Postdoctoral position in the developmental and social origins of health and fitness
A postdoctoral position is available to study developmental and social origins of individual health and fitness in the Archie Lab at the University of Notre Dame. The position is for 1 year with the option to extend for up to 3 years. The postdoc will have access to extensive longitudinal data from the well-studied Amboseli baboon population, a leading primate model in evolution, ecology, and for understanding social-behavioral predictors of health and aging. The Amboseli baboon population has been the subject of long-term, individual-based study on baboon ecology, social behavior, health, and demography since 1971. Prior publications especially relevant to this project include Tung & Archie et al. (2016) in Nature Communications, Archie et al (2014) in Proceedings of the Royal Society, and Lea et al. (2018) in Evolution, Medicine, and Public Health.
Several projects are available, including: (i) testing evolutionary hypotheses to explain developmental origins of health and disease, such as predictive adaptive response and developmental constraints models; (ii) testing health selection and social causation hypotheses to understand the causal links between early adversity, social context, adult health, and aging; and (iii) testing critical periods and windows of sensitivity in explaining developmental origins of health and disease. Strong, experienced applicants are also encouraged to develop their own research questions. The Amboseli baboon data set is exceptionally rich and amenable to a wide range of projects, either on the baboons themselves or in a comparative context with other species, including humans.

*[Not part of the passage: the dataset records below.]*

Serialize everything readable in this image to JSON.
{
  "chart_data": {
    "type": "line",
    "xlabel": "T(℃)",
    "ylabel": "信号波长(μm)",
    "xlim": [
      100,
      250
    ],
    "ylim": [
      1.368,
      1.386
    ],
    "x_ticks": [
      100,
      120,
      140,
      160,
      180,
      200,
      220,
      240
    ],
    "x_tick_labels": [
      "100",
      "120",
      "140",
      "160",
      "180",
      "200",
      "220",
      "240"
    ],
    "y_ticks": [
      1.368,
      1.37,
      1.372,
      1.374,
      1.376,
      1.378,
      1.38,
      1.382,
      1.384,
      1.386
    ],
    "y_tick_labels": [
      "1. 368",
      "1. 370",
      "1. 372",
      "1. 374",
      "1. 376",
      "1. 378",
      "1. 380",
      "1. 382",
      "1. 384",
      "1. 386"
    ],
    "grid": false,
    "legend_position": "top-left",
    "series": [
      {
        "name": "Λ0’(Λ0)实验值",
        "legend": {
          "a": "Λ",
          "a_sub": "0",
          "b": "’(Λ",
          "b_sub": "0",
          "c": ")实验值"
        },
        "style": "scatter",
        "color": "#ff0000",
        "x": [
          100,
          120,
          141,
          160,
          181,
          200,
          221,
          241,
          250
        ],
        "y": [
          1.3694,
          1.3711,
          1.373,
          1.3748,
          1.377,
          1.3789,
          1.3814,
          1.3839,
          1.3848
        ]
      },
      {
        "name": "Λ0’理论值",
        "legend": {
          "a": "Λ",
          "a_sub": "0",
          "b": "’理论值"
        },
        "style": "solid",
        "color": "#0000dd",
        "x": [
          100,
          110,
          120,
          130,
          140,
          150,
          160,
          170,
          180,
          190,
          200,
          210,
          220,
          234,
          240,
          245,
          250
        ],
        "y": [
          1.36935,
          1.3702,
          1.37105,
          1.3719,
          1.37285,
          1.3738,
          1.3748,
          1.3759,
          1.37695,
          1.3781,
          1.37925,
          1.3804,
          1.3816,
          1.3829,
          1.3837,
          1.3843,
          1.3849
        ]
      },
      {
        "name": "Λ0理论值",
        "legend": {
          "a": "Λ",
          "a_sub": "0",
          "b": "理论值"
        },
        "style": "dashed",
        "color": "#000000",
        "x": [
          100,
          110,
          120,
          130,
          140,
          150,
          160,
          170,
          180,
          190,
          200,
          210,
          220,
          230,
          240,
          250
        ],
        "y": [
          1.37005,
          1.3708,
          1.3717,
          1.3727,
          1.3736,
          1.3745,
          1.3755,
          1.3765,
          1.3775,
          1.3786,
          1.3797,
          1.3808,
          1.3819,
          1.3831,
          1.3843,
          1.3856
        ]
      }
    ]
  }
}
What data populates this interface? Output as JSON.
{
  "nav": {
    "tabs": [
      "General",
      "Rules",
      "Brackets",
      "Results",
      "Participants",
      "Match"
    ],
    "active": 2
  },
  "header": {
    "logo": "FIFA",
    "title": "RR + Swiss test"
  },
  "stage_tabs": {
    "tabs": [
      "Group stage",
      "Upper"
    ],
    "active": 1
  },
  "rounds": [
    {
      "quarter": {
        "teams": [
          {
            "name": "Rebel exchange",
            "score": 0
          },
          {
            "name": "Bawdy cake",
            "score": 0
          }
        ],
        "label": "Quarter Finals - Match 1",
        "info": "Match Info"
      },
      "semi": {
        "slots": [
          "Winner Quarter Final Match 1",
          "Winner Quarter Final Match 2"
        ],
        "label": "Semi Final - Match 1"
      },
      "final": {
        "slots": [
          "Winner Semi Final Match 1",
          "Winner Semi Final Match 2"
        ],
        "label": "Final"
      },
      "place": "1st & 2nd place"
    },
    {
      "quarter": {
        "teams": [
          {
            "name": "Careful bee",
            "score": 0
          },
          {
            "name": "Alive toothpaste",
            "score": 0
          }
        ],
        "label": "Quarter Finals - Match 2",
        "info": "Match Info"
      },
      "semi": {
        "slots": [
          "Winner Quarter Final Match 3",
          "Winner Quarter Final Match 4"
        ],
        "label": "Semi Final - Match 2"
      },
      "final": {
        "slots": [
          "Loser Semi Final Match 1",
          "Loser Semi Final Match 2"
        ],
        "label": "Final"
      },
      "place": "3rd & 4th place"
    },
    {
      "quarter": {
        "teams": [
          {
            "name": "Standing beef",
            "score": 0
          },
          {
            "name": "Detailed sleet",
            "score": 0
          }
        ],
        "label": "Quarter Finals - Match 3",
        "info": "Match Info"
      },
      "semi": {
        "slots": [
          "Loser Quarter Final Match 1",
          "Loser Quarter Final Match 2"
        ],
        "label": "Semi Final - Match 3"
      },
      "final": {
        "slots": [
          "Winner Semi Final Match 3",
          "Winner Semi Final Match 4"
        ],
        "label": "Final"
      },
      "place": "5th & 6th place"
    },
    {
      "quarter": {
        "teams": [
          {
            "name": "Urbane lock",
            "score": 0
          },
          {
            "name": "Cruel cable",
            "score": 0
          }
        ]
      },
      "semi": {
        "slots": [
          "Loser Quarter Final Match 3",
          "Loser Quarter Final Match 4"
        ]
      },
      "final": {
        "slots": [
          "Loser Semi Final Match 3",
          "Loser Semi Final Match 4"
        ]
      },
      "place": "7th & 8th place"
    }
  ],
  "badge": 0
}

Candidates must have a PhD in biology or a relevant social science (or plan to graduate in the summer or fall of 2018). The ideal candidate will have outstanding skills in data analysis, writing, and oral communication. Candidates with experience in one or more of the following areas are especially encouraged to apply: population-based database analysis, population biology, biodemography, life history evolution, social behavioral research, demographic modeling, mixed modeling, longitudinal data analysis, path analysis, causal inference, and/or epidemiology. Familiarity or experience with long-lived social vertebrates, including humans, may be helpful, but is not essential.
The Archie lab offers a congenial research environment that fosters strong interdisciplinary training and collaborative exchange. Collaborators on this project include Susan Alberts , Fan Li , and Ran Blekhman , all of whom are available for advice and interaction. The postdoc is funded by an NIH R01 award to Elizabeth Archie.
To apply for the position please send an email to Elizabeth Archie (email@example.com), including a cover letter, CV, and contact information for three references. The anticipated start date is summer or fall 2018. Applicants should submit their materials by March 30, 2018 to ensure full consideration.